By Tara McKenna
Sell all your things, ditch the mortgage, move to a tiny home, and then, finally, you become a minimalist. Right? Wrong.
At least, it doesn’t have to be that way for you if you don’t want that version of minimalism.
Minimalism is what you make of the lifestyle. Maybe for you, minimalism is decluttering until you only have 100 items in your possession. Maybe for you, minimalism is living in a tiny home with no mortgage.
Tiny living with only a few items to your name isn’t for everyone. But just because you don’t want to live that version of the lifestyle doesn’t mean you can’t be a minimalist.
Minimalism is about focusing on the things you value you most and removing everything else. It’s about removing the extraneous, as defined by you.
So, perhaps having a big home makes sense for you because you love to entertain and host a lot of people regularly, or maybe you have multiple generations living in your household. You shouldn’t have to fret about a owning a bigger home or having a mortgage if that’s your version of living a good life.
The more important question is, do you truly want a bigger home? Whatever you invest your energy and time into, it’s good to ask yourself, “Do I want this in my life?” That’s the real question.
If the answer is no, then let it go. Living with less is always the more eco-friendly option, simply choose which version of less works for you.

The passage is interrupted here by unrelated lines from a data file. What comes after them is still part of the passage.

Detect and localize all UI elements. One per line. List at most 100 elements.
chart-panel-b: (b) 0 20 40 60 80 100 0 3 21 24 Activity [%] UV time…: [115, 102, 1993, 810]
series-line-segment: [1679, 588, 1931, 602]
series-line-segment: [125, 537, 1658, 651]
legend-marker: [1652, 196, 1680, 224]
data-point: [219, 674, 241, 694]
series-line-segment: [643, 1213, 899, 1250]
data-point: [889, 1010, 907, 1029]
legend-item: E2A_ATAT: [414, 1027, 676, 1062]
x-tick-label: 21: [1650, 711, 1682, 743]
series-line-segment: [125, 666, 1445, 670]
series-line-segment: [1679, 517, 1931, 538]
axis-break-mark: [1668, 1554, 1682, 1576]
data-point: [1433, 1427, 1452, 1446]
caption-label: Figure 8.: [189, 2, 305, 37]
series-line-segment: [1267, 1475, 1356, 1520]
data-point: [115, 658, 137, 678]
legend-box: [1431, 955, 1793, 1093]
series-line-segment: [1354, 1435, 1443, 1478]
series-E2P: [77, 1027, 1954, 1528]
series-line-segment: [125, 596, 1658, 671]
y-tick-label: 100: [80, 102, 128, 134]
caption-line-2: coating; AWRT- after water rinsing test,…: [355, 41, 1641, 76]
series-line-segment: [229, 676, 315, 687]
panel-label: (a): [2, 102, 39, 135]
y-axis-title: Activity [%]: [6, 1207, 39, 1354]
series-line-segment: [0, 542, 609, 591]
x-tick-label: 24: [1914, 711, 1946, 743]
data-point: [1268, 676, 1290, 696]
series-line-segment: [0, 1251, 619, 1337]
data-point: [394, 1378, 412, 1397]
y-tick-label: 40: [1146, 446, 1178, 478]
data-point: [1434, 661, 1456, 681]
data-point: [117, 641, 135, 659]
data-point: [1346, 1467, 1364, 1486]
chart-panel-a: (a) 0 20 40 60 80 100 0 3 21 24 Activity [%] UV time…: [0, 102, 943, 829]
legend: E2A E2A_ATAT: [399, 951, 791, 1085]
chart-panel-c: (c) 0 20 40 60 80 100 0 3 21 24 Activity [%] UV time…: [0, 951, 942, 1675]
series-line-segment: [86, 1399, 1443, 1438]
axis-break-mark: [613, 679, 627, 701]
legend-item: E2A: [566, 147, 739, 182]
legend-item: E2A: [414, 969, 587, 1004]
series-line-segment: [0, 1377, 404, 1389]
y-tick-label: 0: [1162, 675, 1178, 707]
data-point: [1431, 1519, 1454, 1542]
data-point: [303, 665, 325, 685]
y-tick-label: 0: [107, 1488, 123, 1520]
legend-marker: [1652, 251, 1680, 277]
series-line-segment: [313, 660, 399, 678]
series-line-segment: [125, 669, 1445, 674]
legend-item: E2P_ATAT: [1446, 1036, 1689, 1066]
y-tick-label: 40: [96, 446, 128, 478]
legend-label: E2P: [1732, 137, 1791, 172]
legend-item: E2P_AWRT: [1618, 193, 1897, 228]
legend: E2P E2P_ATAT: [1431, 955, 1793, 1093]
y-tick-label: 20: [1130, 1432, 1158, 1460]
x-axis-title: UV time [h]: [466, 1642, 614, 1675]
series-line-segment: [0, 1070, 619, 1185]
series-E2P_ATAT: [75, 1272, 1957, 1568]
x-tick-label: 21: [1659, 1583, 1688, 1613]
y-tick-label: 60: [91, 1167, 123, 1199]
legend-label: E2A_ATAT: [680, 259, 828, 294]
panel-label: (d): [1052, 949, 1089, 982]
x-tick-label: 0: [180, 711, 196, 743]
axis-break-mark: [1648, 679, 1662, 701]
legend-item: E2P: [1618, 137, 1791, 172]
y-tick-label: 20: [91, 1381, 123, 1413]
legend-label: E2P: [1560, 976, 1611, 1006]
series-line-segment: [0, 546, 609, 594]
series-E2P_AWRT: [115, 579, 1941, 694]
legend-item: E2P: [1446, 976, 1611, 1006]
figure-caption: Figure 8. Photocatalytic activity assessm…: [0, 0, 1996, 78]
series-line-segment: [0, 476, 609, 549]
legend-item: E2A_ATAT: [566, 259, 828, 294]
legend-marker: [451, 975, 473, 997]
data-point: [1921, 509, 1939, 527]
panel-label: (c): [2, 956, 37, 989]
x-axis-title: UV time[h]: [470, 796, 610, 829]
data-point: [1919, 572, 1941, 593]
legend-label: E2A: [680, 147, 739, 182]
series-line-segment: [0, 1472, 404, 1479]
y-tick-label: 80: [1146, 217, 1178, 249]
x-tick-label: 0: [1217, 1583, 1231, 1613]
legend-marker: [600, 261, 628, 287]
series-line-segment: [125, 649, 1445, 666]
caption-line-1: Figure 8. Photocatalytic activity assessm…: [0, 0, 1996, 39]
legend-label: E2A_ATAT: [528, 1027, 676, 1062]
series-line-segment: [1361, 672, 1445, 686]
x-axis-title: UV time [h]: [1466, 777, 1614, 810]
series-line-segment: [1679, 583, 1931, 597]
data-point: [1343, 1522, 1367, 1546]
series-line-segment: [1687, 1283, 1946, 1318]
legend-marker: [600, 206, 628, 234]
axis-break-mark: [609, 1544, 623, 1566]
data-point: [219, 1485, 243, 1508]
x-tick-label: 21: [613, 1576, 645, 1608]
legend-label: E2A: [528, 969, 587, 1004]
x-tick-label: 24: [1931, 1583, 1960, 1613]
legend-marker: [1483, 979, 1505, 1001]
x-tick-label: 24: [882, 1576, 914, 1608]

An issue I see in the discussions on minimalism and living a mortgage-free life in a tiny home is that it misses other opportunities that people not otherwise consider. Let me share my personal story on this.
My husband and I are real estate investors, so we have multiple properties with multiple mortgages. We rent out our properties (including a basement apartment in our own home) and we do this because it’s giving us the opportunity to build wealth to have more freedom and options in life. For us, that’s the good life!
That certainly doesn’t appeal to everyone; not everyone wants to manage multiple mortgages, properties, and tenants. I get that. However, what people see as “debt” – our mortgages – are actually income producing assets (cue the book Rich Dad, Poor Dad by Robert Kiyosaki).
We don’t like debt and because of that, we don’t have consumer debt. The issue of whether mortgage debt is good debt or bad debt is up for debate, but for us, we use mortgages as a tool for building wealth. That’s not everyone, but it is for us.
So, getting back to the point here. If I followed the common ideals of the minimalist lifestyle, it might point me away from the direction of real estate investing because having multiple properties and mortgages and tenants and all the things that come with that responsibility isn’t “minimalist”.
For me, minimalism is about other things. I don’t like clutter. I like buying less but better-quality products. I don’t like unnecessary duplicates. I do like to simplify my life. I love spending time with family more than shopping (it's what I value more, so I spend more energy where it counts).
I get to decide, and so do you, what minimalism looks like for ourselves. And it certainly doesn't have to be perfect.
In the words of Mark Manson, we have to decide what kind of sh*t sandwich we want to eat. What are you willing to tolerate? And again, let go of the rest.
For us, we want to build a real estate investing portfolio. That’s, perhaps, our “sh*t sandwich” – lol. What’s yours?
Define minimalism for yourself. It may be a tiny home, it may not be. It may require a mortgage, it may not. You may have less than 100 items to your name, or maybe you don’t.
You don’t have to live tiny to be a minimalist. Define minimalism for yourself, and make it work for your life! And have fun with it. You may find The Declutter Workbook helpful!
Living with less, whatever that looks like for you, is always the more eco-friendly choice.